45. Ordinary Annuity vs. Annuity Due • When payments are made on a regular (say, annual) basis into an investment, the timing of the payments is important. • If an amount is paid each year into a fund earning interest, the present or future value of that investment fund is determined by whether the payment is made at the beginning or the end of each year.

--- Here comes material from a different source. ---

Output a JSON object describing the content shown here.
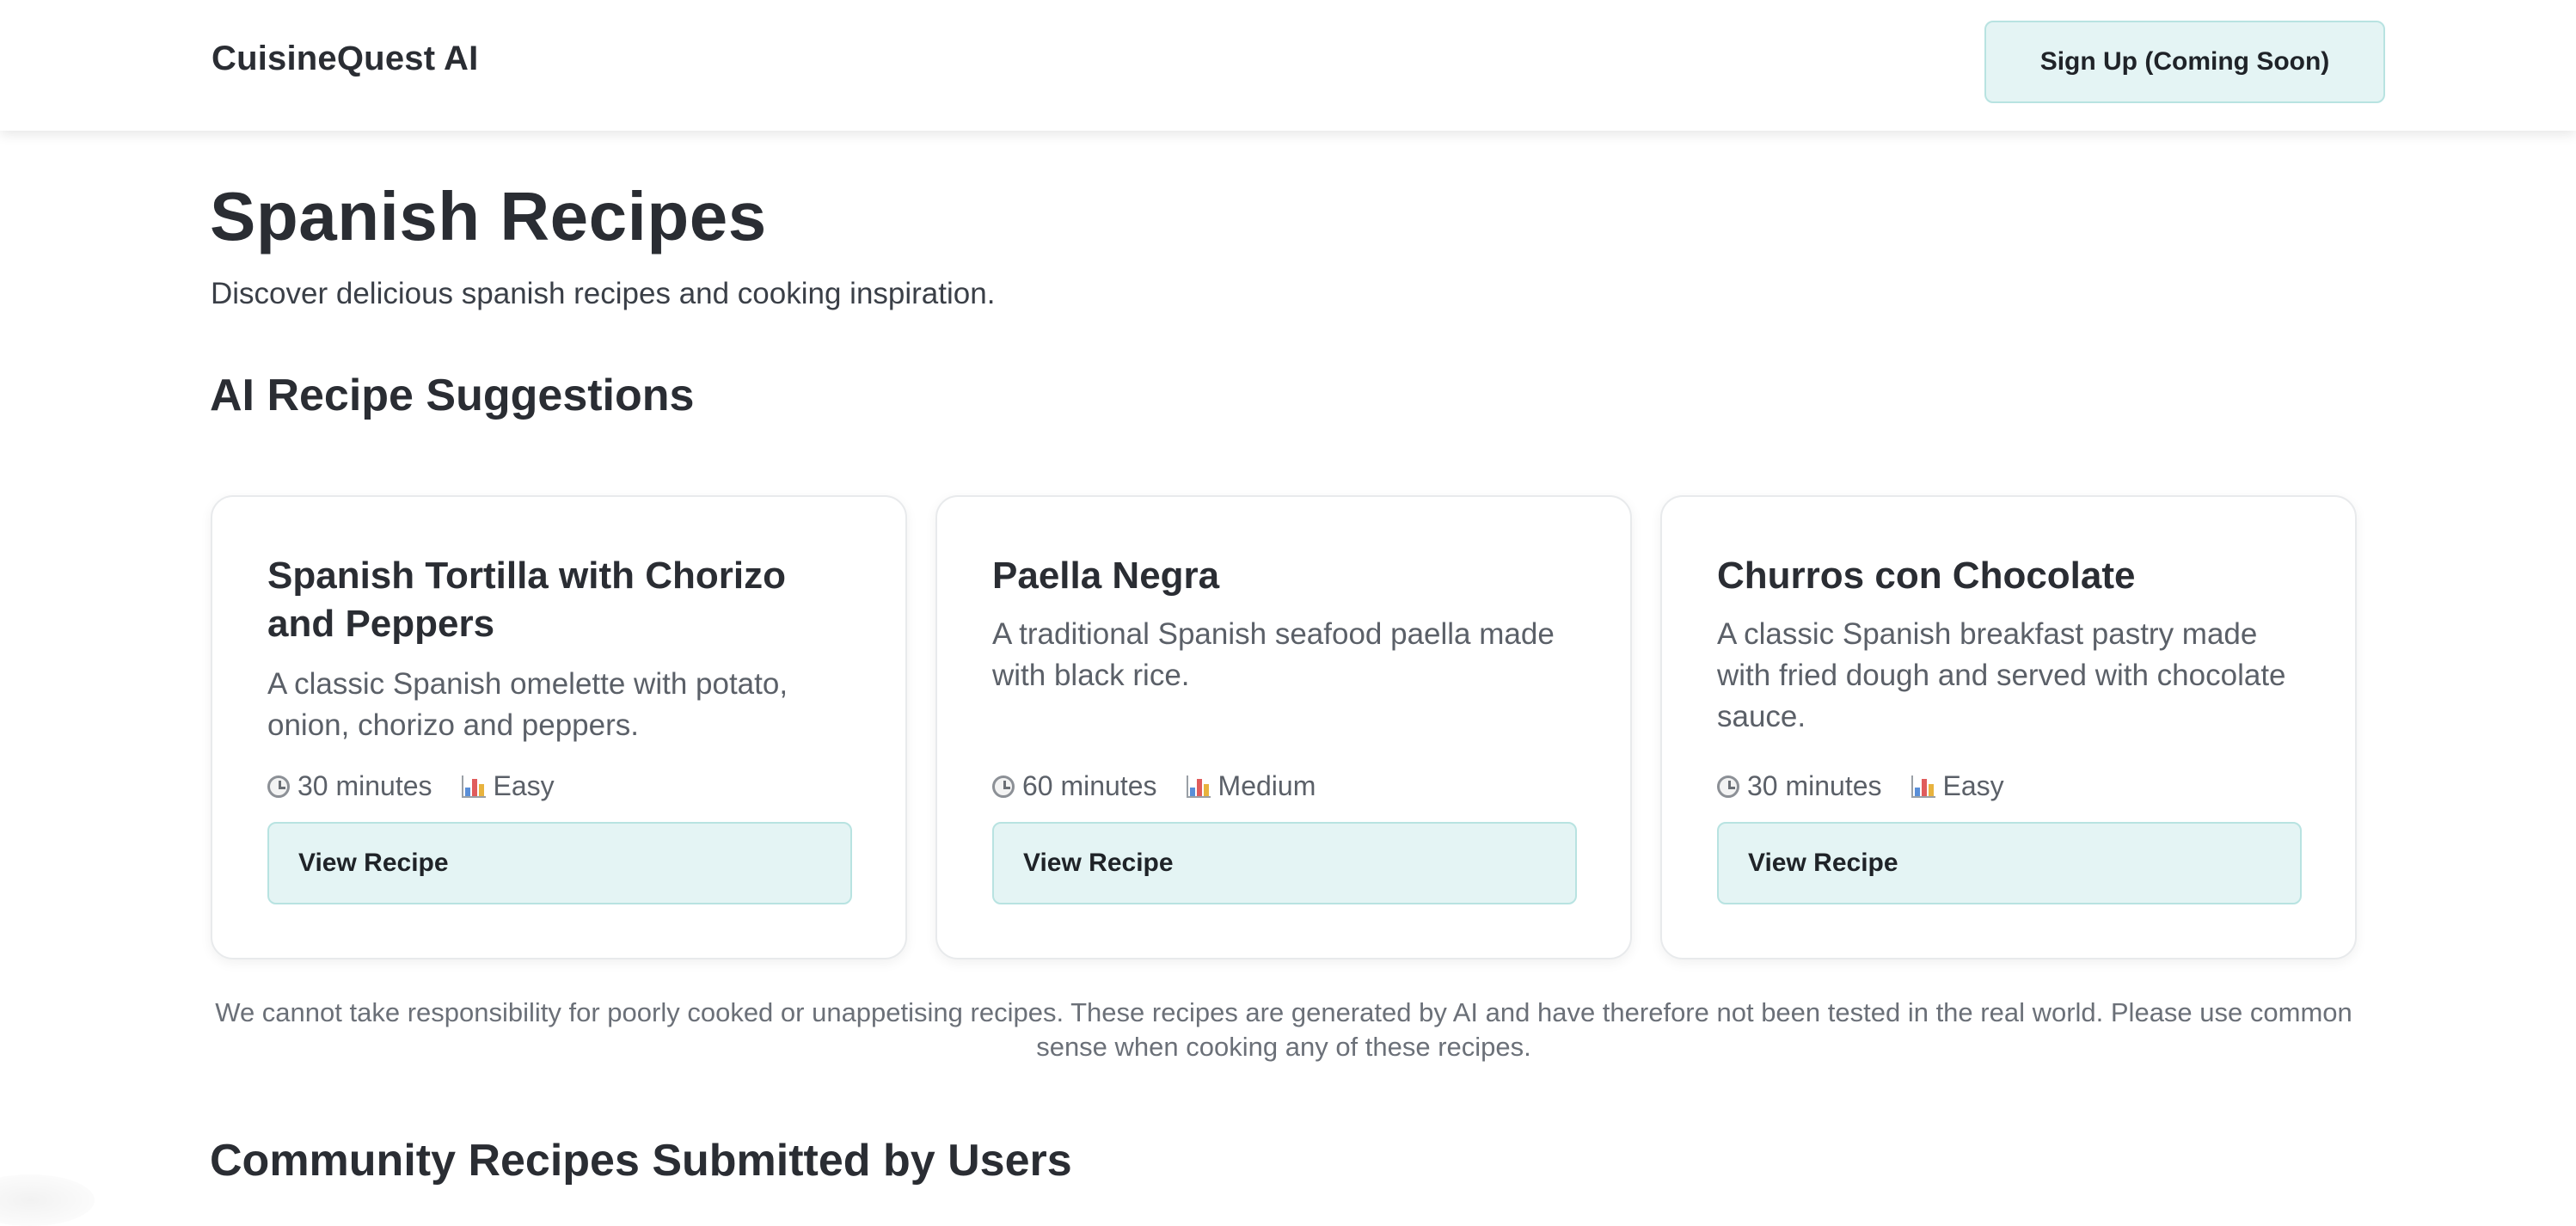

46. Ordinary Annuity vs. Annuity Due (cont.) • In a typical situation (ordinary annuity), the PV or FV is computed assuming the payments are all made at the end of each period. • 3 Questions:

47. Ordinary vs. Annuity Due Examples • If payments of \$1000 are made each year for 10 years at 12%, how much will be accumulated at the end of the 10th year? • How much would be accumulated if the payments were made at the beginning of each year? • How much would you pay today for an annuity that paid you \$1000 a year for 10 years if interest rates were 12%? (assume payments at end of period)

48. Annuity Solutions Ordinary annuity \$1000 pmt (1/year) 10 n 12 I FV \$17,548.74 PV 5,650.22 Annuity Due Turn on Begin (shift BEG/END) \$1000 PMT 10 n 12 I FV \$19,654.58 PV 6,328.25

49. Practice Problems

50. Oliver will need \$15,000 for a down payment on a house, and has \$10,000 in savings (in a certificate of deposit - CD) earning 5.5%. How long will it take Oliver to buy a house?